I really have to hand it to you.  You have managed to make Microsoft, the company with one of the most evil reputations in the IT industry, look reasonable.  I can understand how a small company that doesn't have a ton of operating capital might need to charge for major updates to their product.  I get that, but what you've done here is to eliminate choice.  As a user of your product, I'm being forced to pay you to continue to use software that I already paid for once before.  As far as I can tell, I've never had the option to downgrade back from the trial version of Postbox 4, and if you included some kind of warning before I installed the version 4 update, I didn't notice it.  I've read articles in the past about the reputation your company has with its customers, and what I'm seeing here does seem to support the idea that you really don't have much regard for your customers, only their money.  On top of that, you have the gall to call incoming correspondence "fan mail."  I don't know whether to laugh out loud or just shake my head ruefully.  For you, I think I'll try to do both simultaneously.  

It isn't even like your product is great enough to justify paying for every major upgrade (or buying the "lifetime license" I've heard about.)  As someone who has used both your product and Mozilla Thunderbird, I don't see a dime's worth of difference between the two, only Mozilla gives Thunderbird away for free.  You know Thunderbird, I assume, as it's the basis for Postbox in the first place.  If I recall correctly, I purchased Postbox originally for $10, and now you want another $15 for the privilege of continuing to use the application.  Your site talks about all of the wonderful new features of Postbox 4, but I never noticed much of a difference except for a rather more awkward and Romper-Room looking interface.

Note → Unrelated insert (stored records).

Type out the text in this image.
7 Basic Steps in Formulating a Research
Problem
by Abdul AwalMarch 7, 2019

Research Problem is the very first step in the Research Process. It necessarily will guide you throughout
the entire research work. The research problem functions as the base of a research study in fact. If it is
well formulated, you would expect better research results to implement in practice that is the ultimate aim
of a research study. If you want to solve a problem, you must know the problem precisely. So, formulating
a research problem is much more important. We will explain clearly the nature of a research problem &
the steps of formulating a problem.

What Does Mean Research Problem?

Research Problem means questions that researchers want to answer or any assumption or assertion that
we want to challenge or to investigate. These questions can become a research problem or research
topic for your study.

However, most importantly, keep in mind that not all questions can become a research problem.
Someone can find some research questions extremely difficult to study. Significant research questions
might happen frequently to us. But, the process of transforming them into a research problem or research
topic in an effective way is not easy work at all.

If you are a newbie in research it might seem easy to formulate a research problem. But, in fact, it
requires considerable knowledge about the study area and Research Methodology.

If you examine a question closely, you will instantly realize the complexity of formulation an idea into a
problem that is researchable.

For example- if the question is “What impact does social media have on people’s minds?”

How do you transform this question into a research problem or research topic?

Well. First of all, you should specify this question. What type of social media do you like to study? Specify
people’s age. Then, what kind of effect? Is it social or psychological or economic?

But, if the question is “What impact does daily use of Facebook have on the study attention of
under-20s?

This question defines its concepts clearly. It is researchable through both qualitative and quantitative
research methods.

In any case, I won't be paying you again for the same software, whatever your claims are about the superiority of version 4.  You got me once, it won't happen again.  Frankly I never saw much advantage to Postbox over Thunderbird in the first place, and had only been using it because I'd already paid for it.  I will close this message now, but I won't wish you well.  I think companies that do business like yours does deserve to fail.  Instead, I'll wish you wisdom, that you might realize how this alienates customers and will make good adjustments in the future.  

Ok, with that out of the way, let's talk about migrating to Thunderbird.

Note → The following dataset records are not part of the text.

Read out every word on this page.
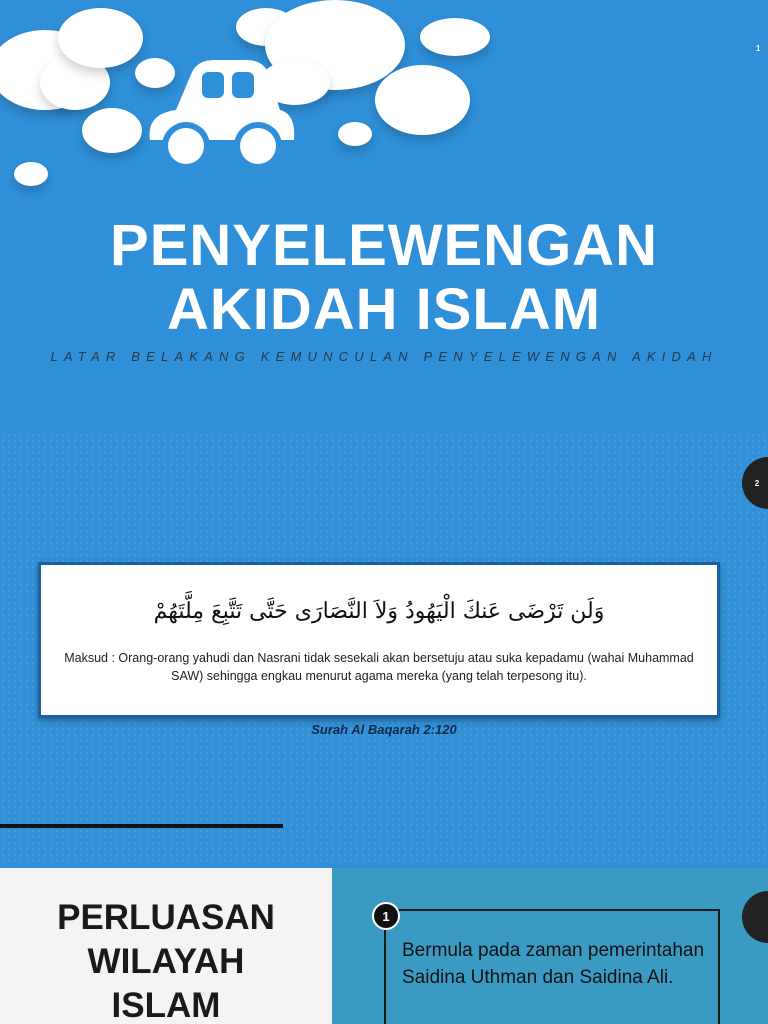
1
PENYELEWENGAN
AKIDAH ISLAM
LATAR BELAKANG KEMUNCULAN PENYELEWENGAN AKIDAH
2
وَلَن تَرْضَى عَنكَ الْيَهُودُ وَلاَ النَّصَارَى حَتَّى تَتَّبِعَ مِلَّتَهُمْ
Maksud : Orang-orang yahudi dan Nasrani tidak sesekali akan bersetuju atau suka kepadamu (wahai Muhammad SAW) sehingga engkau menurut agama mereka (yang telah terpesong itu).
Surah Al Baqarah 2:120
PERLUASAN
WILAYAH
ISLAM
Bermula pada zaman pemerintahan Saidina Uthman dan Saidina Ali.
1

First, don't bother with the instructions on Postbox's support page.  As of the time I'm writing this, they're from 2009 and not only use basically the same procedure as if you were using Thunderbird already (remember, Postbox is Thunderbird with tweaks.) but they also even provide a link to a Mozilla support page for additional information.

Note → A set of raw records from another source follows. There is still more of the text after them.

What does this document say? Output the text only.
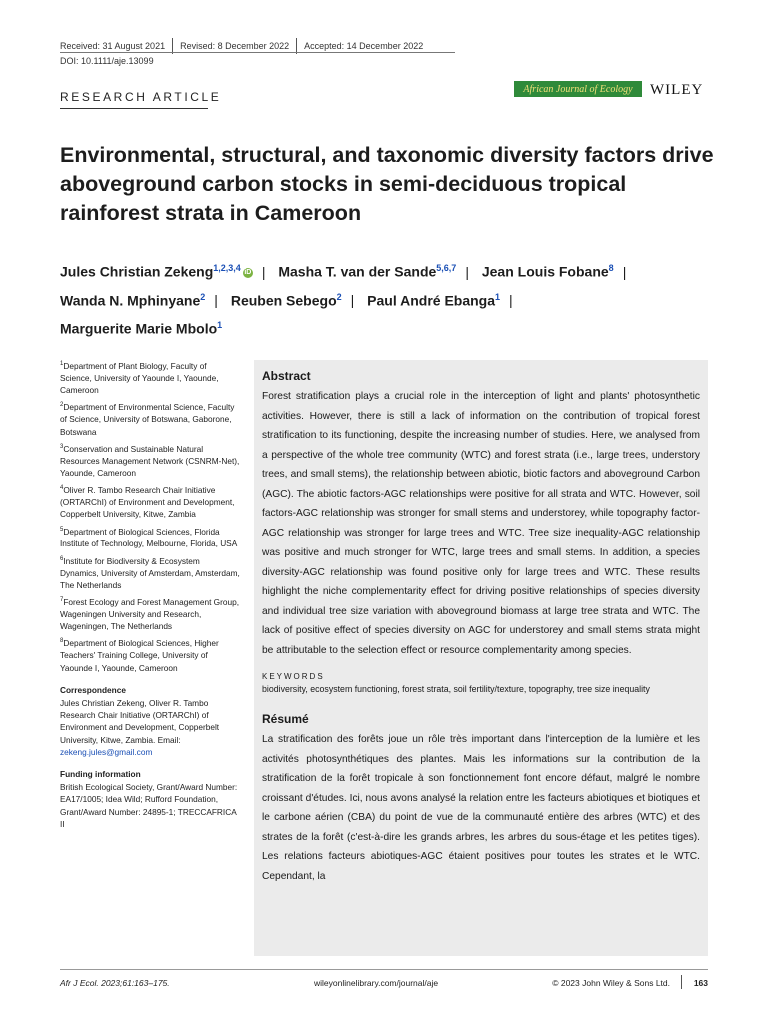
Received: 31 August 2021 Revised: 8 December 2022 Accepted: 14 December 2022
DOI: 10.1111/aje.13099
RESEARCH ARTICLE
African Journal of Ecology	WILEY
Environmental, structural, and taxonomic diversity factors drive aboveground carbon stocks in semi-deciduous tropical rainforest strata in Cameroon
Jules Christian Zekeng$^{1,2,3,4}$ iD | Masha T. van der Sande$^{5,6,7}$ | Jean Louis Fobane$^8$ |
Wanda N. Mphinyane$^2$ | Reuben Sebego$^2$ | Paul André Ebanga$^1$ |
Marguerite Marie Mbolo$^1$

$^1$Department of Plant Biology, Faculty of Science, University of Yaounde I, Yaounde, Cameroon

$^2$Department of Environmental Science, Faculty of Science, University of Botswana, Gaborone, Botswana

$^3$Conservation and Sustainable Natural Resources Management Network (CSNRM-Net), Yaounde, Cameroon

$^4$Oliver R. Tambo Research Chair Initiative (ORTARChI) of Environment and Development, Copperbelt University, Kitwe, Zambia

$^5$Department of Biological Sciences, Florida Institute of Technology, Melbourne, Florida, USA

$^6$Institute for Biodiversity & Ecosystem Dynamics, University of Amsterdam, Amsterdam, The Netherlands

$^7$Forest Ecology and Forest Management Group, Wageningen University and Research, Wageningen, The Netherlands

$^8$Department of Biological Sciences, Higher Teachers' Training College, University of Yaounde I, Yaounde, Cameroon

Correspondence
Jules Christian Zekeng, Oliver R. Tambo Research Chair Initiative (ORTARChI) of Environment and Development, Copperbelt University, Kitwe, Zambia. Email: zekeng.jules@gmail.com
Funding information
British Ecological Society, Grant/Award Number: EA17/1005; Idea Wild; Rufford Foundation, Grant/Award Number: 24895-1; TRECCAFRICA II

Abstract

Forest stratification plays a crucial role in the interception of light and plants' photosynthetic activities. However, there is still a lack of information on the contribution of tropical forest stratification to its functioning, despite the increasing number of studies. Here, we analysed from a perspective of the whole tree community (WTC) and forest strata (i.e., large trees, understory trees, and small stems), the relationship between abiotic, biotic factors and aboveground Carbon (AGC). The abiotic factors-AGC relationships were positive for all strata and WTC. However, soil factors-AGC relationship was stronger for small stems and understorey, while topography factor-AGC relationship was stronger for large trees and WTC. Tree size inequality-AGC relationship was positive and much stronger for WTC, large trees and small stems. In addition, a species diversity-AGC relationship was found positive only for large trees and WTC. These results highlight the niche complementarity effect for driving positive relationships of species diversity and individual tree size variation with aboveground biomass at large tree strata and WTC. The lack of positive effect of species diversity on AGC for understorey and small stems strata might be attributable to the selection effect or resource complementarity among species.

KEYWORDS

biodiversity, ecosystem functioning, forest strata, soil fertility/texture, topography, tree size inequality

Résumé

La stratification des forêts joue un rôle très important dans l'interception de la lumière et les activités photosynthétiques des plantes. Mais les informations sur la contribution de la stratification de la forêt tropicale à son fonctionnement font encore défaut, malgré le nombre croissant d'études. Ici, nous avons analysé la relation entre les facteurs abiotiques et biotiques et le carbone aérien (CBA) du point de vue de la communauté entière des arbres (WTC) et des strates de la forêt (c'est-à-dire les grands arbres, les arbres du sous-étage et les petites tiges). Les relations facteurs abiotiques-AGC étaient positives pour toutes les strates et le WTC. Cependant, la

Afr J Ecol. 2023;61:163–175.	wileyonlinelibrary.com/journal/aje	© 2023 John Wiley & Sons Ltd.	163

It's really just a simple mater of using Import and Export tools from within Thunderbird to import your E-mail folders from Postbox.  You'll find them in Windows in AppData/Roaming/Postbox and AppData/Local/Postbox.  I haven't quite got the hang of managing E-mail folders so I can't offer any advice there, but at least this will enable you to save your messages so you can safely get rid of Postbox if you want to.